The road, as a liminal space, serves as safety from the potential abuse of heteronormativity and enforced gender expression. It's only when they are stopped by the police that this space becomes a danger and they must find somewhere obscure to hide. Whilst initially a road movie, after they break down in the middle of nowhere, they must stay in a small village full of people that seem like the antithesis of everything they represent: freedom of expression, confidence and the literal mobility to leave once their car is fixed. What ensues is a transformation, where the queens teach the people of this village how to lead to fulfilling lives and become better people. 

A film still from To Wong Foo. Three drag queens stood in front of a house. One of them is smiling.
Source: Hornet

The appeal of the road trip is freedom, often given to those who first have the resources to travel. You gain freedom by already having it. The tools in this film for freedom are expressing femininity through drag, gaining access to the pageant they must travel to and the car they use to get there. It is not just the freedom to be themselves that they gain access to, it's their queerness that specifically allowed for this.

The drag in this film is essentially permanent for the runtime, with the three leading actors remaining in their dresses, wigs and make-up pretty much whole time, and the whole time, they are referred to as "she". I think this could have so easily been a comedy in which three men dress up as women and that be the joke; or worse, it could have been a dig at trans women. What the film does early on is make the distinction between being transgender and dressing in drag, and from that point, refuses to make the act of expressing oneself as feminine a joke. In fact, the way the queens dress is repeatedly stated to be an act of freedom and this over-the-top femininity expressed throughout is transplanted into the village they inhabit. The women of this village (and some of the men) get a movie make-over, a trope that is fairly common, and it's through this, they gain the confidence to be themselves. This is most poignant through the character of Carol Ann, who is able to gain the courage to leave her abusive husband after being defended by the queens and transformed both physically and emotionally through the experience.

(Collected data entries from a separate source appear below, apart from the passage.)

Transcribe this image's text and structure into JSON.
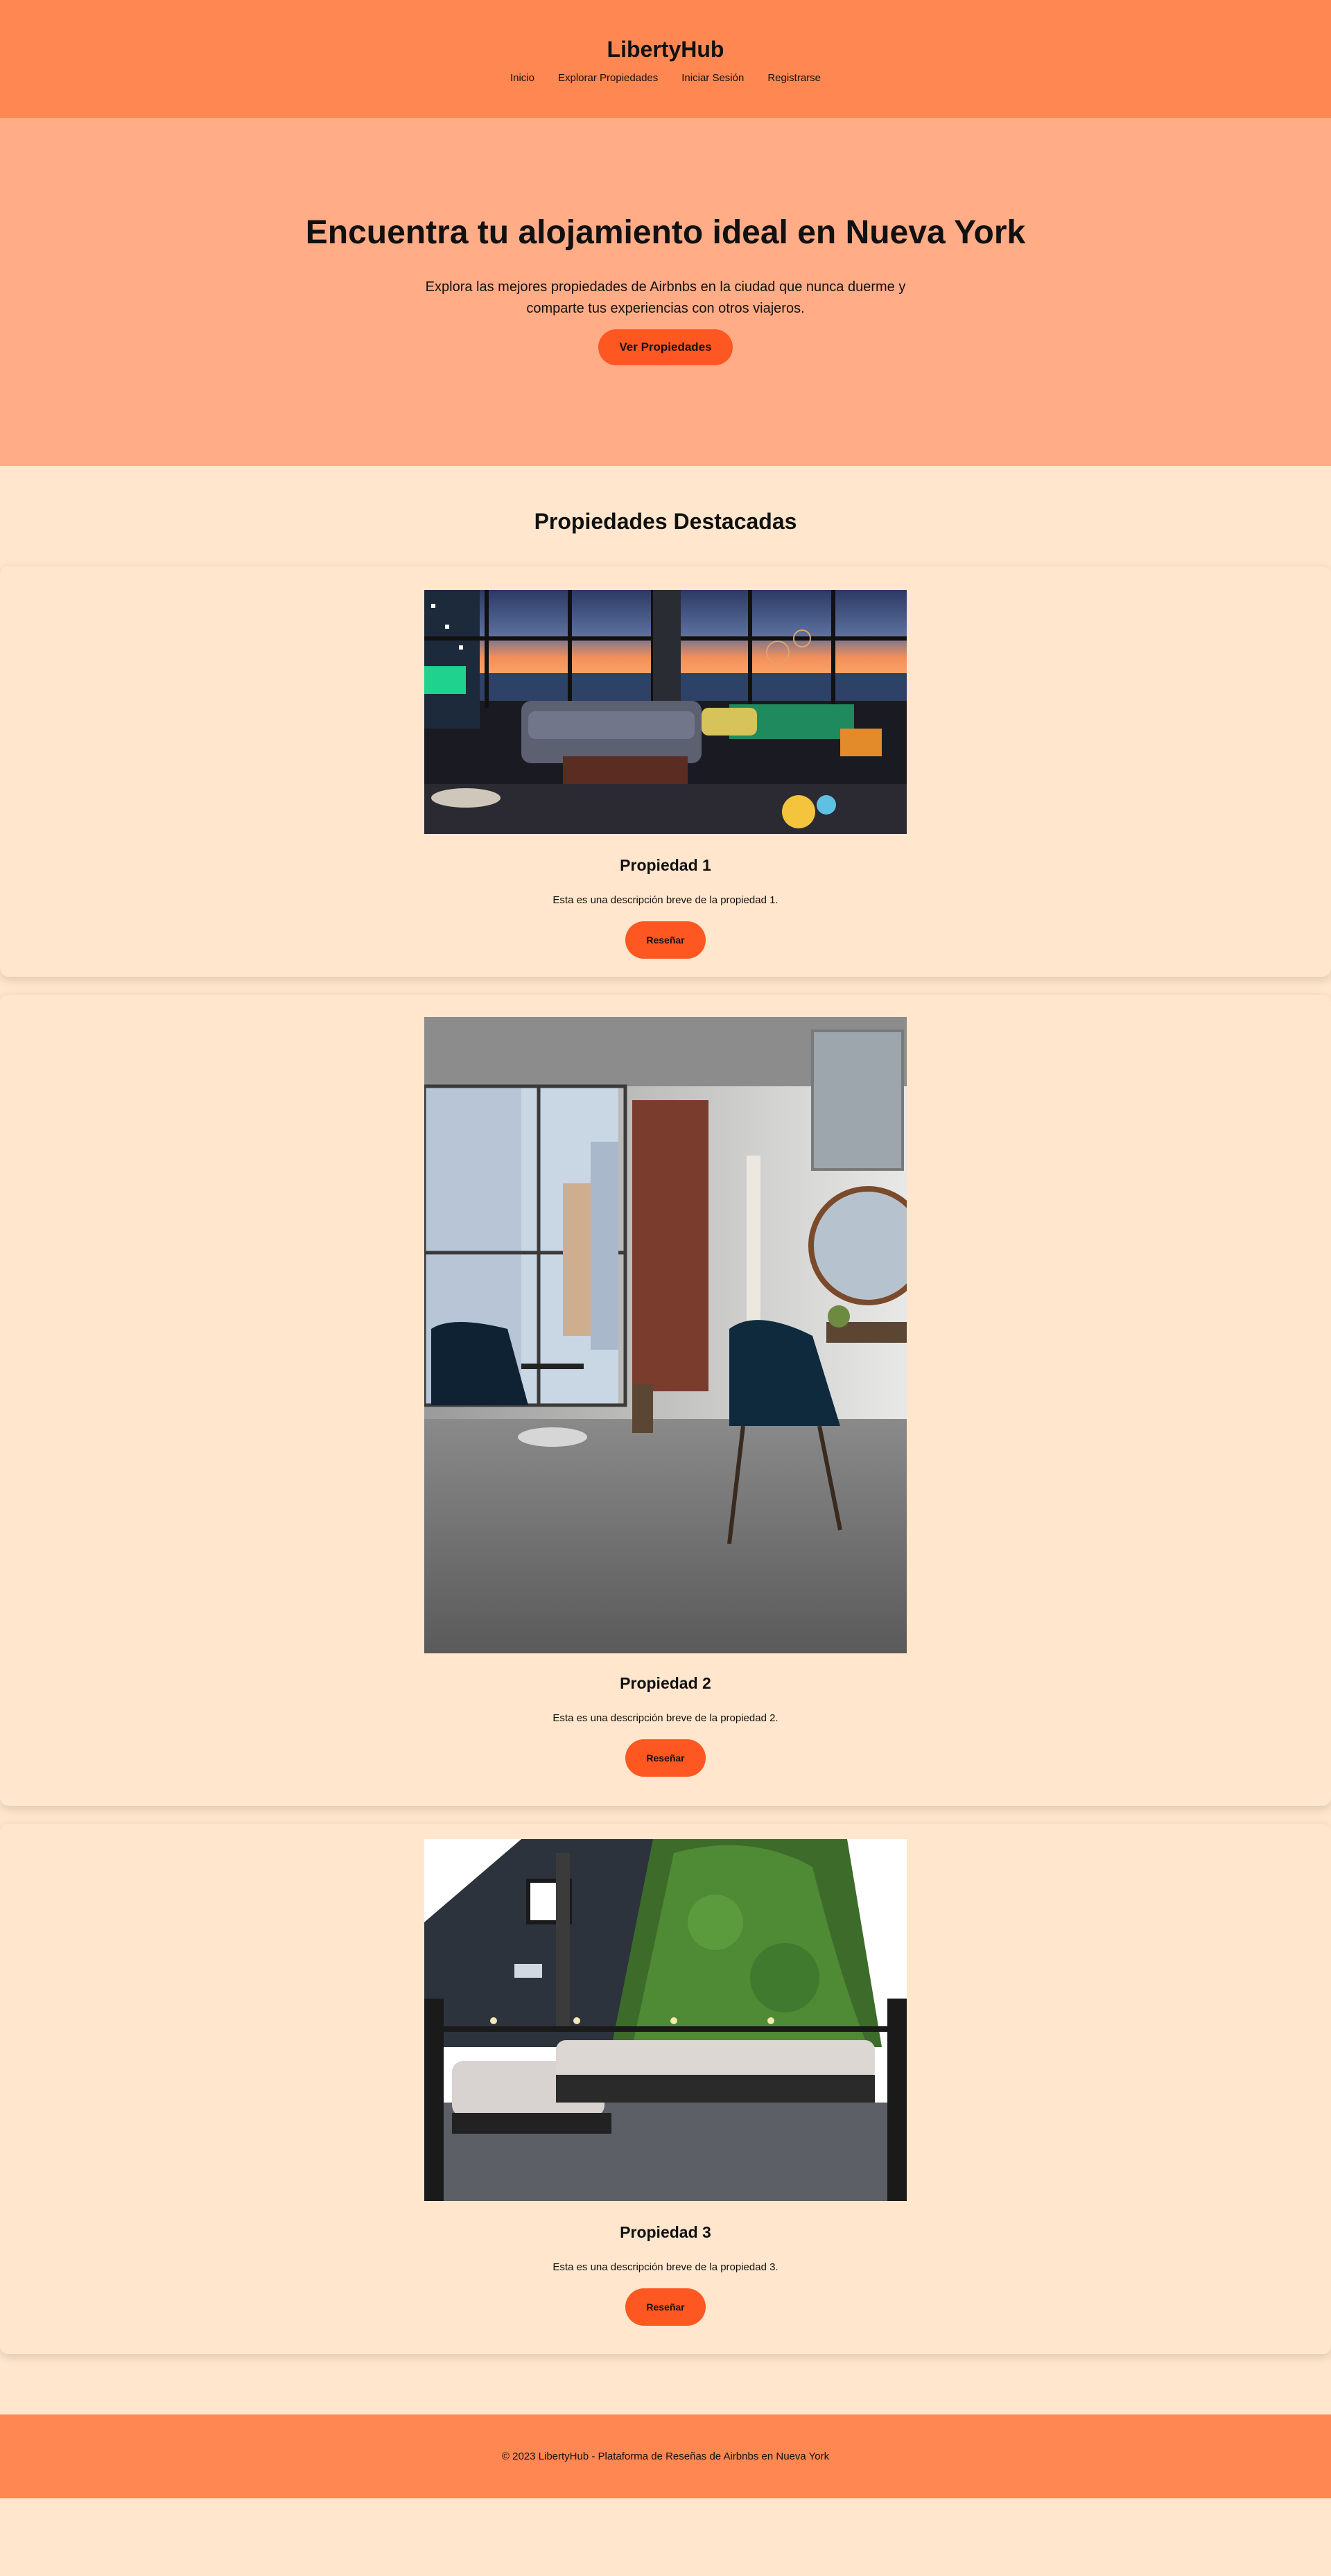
{
  "header": {
    "brand": "LibertyHub",
    "nav": [
      "Inicio",
      "Explorar Propiedades",
      "Iniciar Sesión",
      "Registrarse"
    ]
  },
  "hero": {
    "title": "Encuentra tu alojamiento ideal en Nueva York",
    "subtitle": "Explora las mejores propiedades de Airbnbs en la ciudad que nunca duerme y comparte tus experiencias con otros viajeros.",
    "cta": "Ver Propiedades"
  },
  "featured": {
    "title": "Propiedades Destacadas",
    "properties": [
      {
        "name": "Propiedad 1",
        "description": "Esta es una descripción breve de la propiedad 1.",
        "button": "Reseñar"
      },
      {
        "name": "Propiedad 2",
        "description": "Esta es una descripción breve de la propiedad 2.",
        "button": "Reseñar"
      },
      {
        "name": "Propiedad 3",
        "description": "Esta es una descripción breve de la propiedad 3.",
        "button": "Reseñar"
      }
    ]
  },
  "footer": {
    "text": "© 2023 LibertyHub - Plataforma de Reseñas de Airbnbs en Nueva York"
  },
  "colors": {
    "header": "#ff8752",
    "hero": "#ffac87",
    "page": "#ffe6cc",
    "accent": "#ff5722"
  }
}
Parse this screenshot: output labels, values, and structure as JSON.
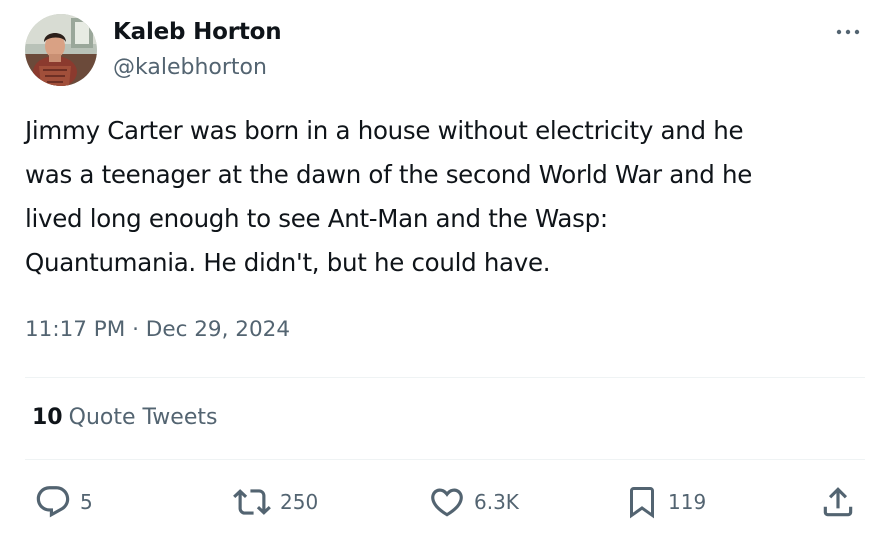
{
  "author": {
    "display_name": "Kaleb Horton",
    "handle": "@kalebhorton",
    "avatar_icon": "user-avatar-photo"
  },
  "more_icon": "more-dots-icon",
  "tweet": {
    "lines": [
      "Jimmy Carter was born in a house without electricity and he",
      "was a teenager at the dawn of the second World War and he",
      "lived long enough to see Ant-Man and the Wasp:",
      "Quantumania. He didn't, but he could have."
    ],
    "timestamp": "11:17 PM · Dec 29, 2024"
  },
  "quotes": {
    "count": "10",
    "label": "Quote Tweets"
  },
  "actions": {
    "reply": {
      "icon": "reply-icon",
      "count": "5"
    },
    "retweet": {
      "icon": "retweet-icon",
      "count": "250"
    },
    "like": {
      "icon": "heart-icon",
      "count": "6.3K"
    },
    "bookmark": {
      "icon": "bookmark-icon",
      "count": "119"
    },
    "share": {
      "icon": "share-icon"
    }
  },
  "colors": {
    "text": "#0f1419",
    "secondary": "#536471",
    "divider": "#eff3f4"
  }
}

A film still from To Wong Foo. A drag queen is holding a woman's hand.
Source: Amblin Entertainment

What I liked is that the small town in this film is deliberately familiar, where everyone knows one another. When you're queer and you grow up in this space, the last thing you want is for other people to know your business, for fear of repercussions. However, the space is transformed into one of temporary sanctuary, where queerness is not attacked or even questioned but accepted by virtually everyone. And those that disagree with that are chased out. 

Despite the RuPaul cameo, I think this film has aged fairly well and is able to capture the deep anxiety of rural spaces for queer people, whilst maintaining the joy of finding small pockets of community where identity can be freely expressed. The fear within me that the three main actors would turn this into a joke, considering their previous hyper-masculine roles, almost made me cringe at the idea of watching this. But they took the roles seriously, which felt like a sign of respect for LGBT culture. This is an important film that is so very applicable today, and it has a special place in my heart because of that.